Although the production fails to express the disguised nobility of Ulysses, particularly as he crawls round the stage towards the end, Roderick Williams fully brings out the subdued resilience of this wily Greek hero of the Trojan Wars, who arrives home twenty years after he left to reclaim his wife Penelope and meet the son he left behind, now grown to manhood. Williams was the star of the show, with Samuel Boden showing huge controlled energy and anger as his son Telemachus, the finest specimen of youthful masculinity to be seen on any stage. As Penelope herself, Christine Rice walked the role, but congratulations to Caitlin Hulcup, seated in the orchestra pit with a score, for a beautiful rendition of the vocal part, which she apparently prepared for over a weekend. Remarkable.

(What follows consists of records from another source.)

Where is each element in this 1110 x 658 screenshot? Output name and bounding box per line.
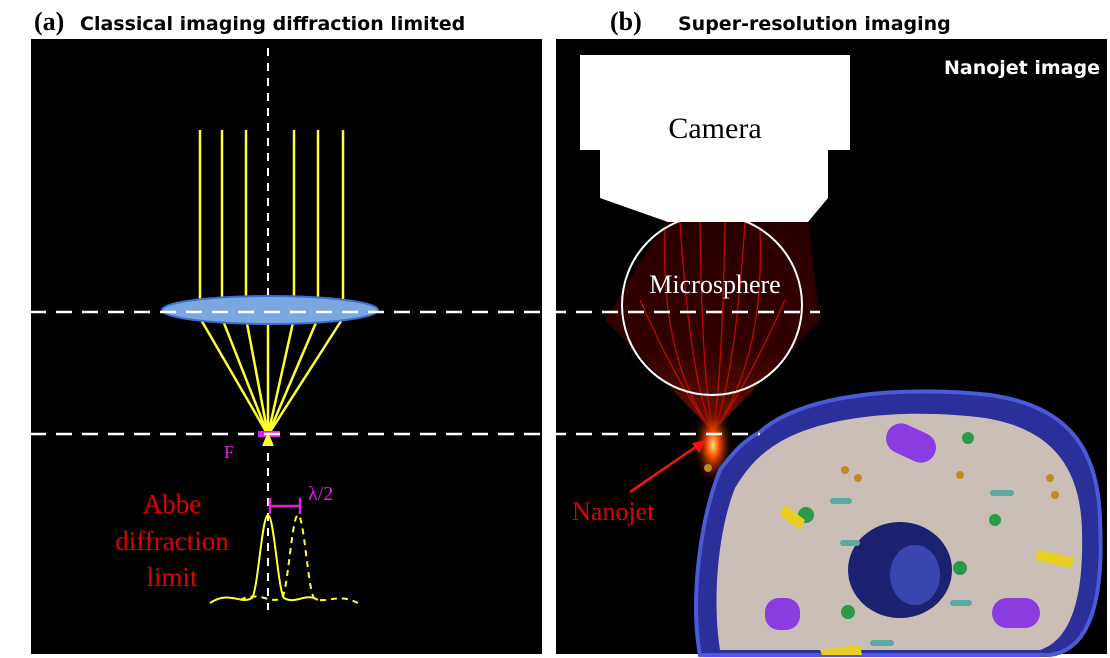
panel-tag: (b) bbox=[610, 7, 642, 36]
abbe-line: diffraction bbox=[115, 526, 229, 556]
panel-tag: (a) bbox=[34, 7, 64, 36]
focus-label: F bbox=[224, 442, 234, 462]
figure: (a) Classical imaging diffraction limite… bbox=[0, 0, 1110, 658]
lambda-label: λ/2 bbox=[308, 483, 333, 505]
microsphere-label: Microsphere bbox=[649, 270, 780, 299]
camera-label: Camera bbox=[668, 112, 761, 145]
panel-title: Classical imaging diffraction limited bbox=[80, 13, 465, 35]
panel-title: Super-resolution imaging bbox=[678, 13, 951, 35]
corner-label: Nanojet image bbox=[944, 57, 1100, 79]
abbe-line: Abbe bbox=[143, 489, 201, 519]
abbe-line: limit bbox=[146, 562, 198, 592]
nanojet-label: Nanojet bbox=[572, 497, 655, 526]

As Minerva (Athena), and Fortune in the Prologue, Catherine Carby’s voice pierced the gloom of the situation, and Susan Bickley gave a nuanced eloquence to the hero’s nurse Eurycleia as she tells Penelope of her husband’s old scar that she noticed on the stranger’s body. American soprano Francesca Chiejina was a delight as Melantho (and Love in the Prologue), servant to Penelope and supporter of the arrogant suitors, well represented by Nick Pritchard (counter-tenor), Tai Olney (tenor) and David Shipley as a firm and threatening bass, who also sang Time in the Prologue. A wonderfully sympathetic portrayal of Eumaeus the shepherd by Mark Milhofer, and as the greedy and brutish parasite, Irus, Stuart Jackson sang a notable lament towards the end.

Final scene

An outstanding performance by Roderick Williams as Ulysses, and beautifully produced music by Christian Curnyn directing the fourteen instrumentalists. No reason for several people near me to leave early, though they might have found the production insufficiently compelling.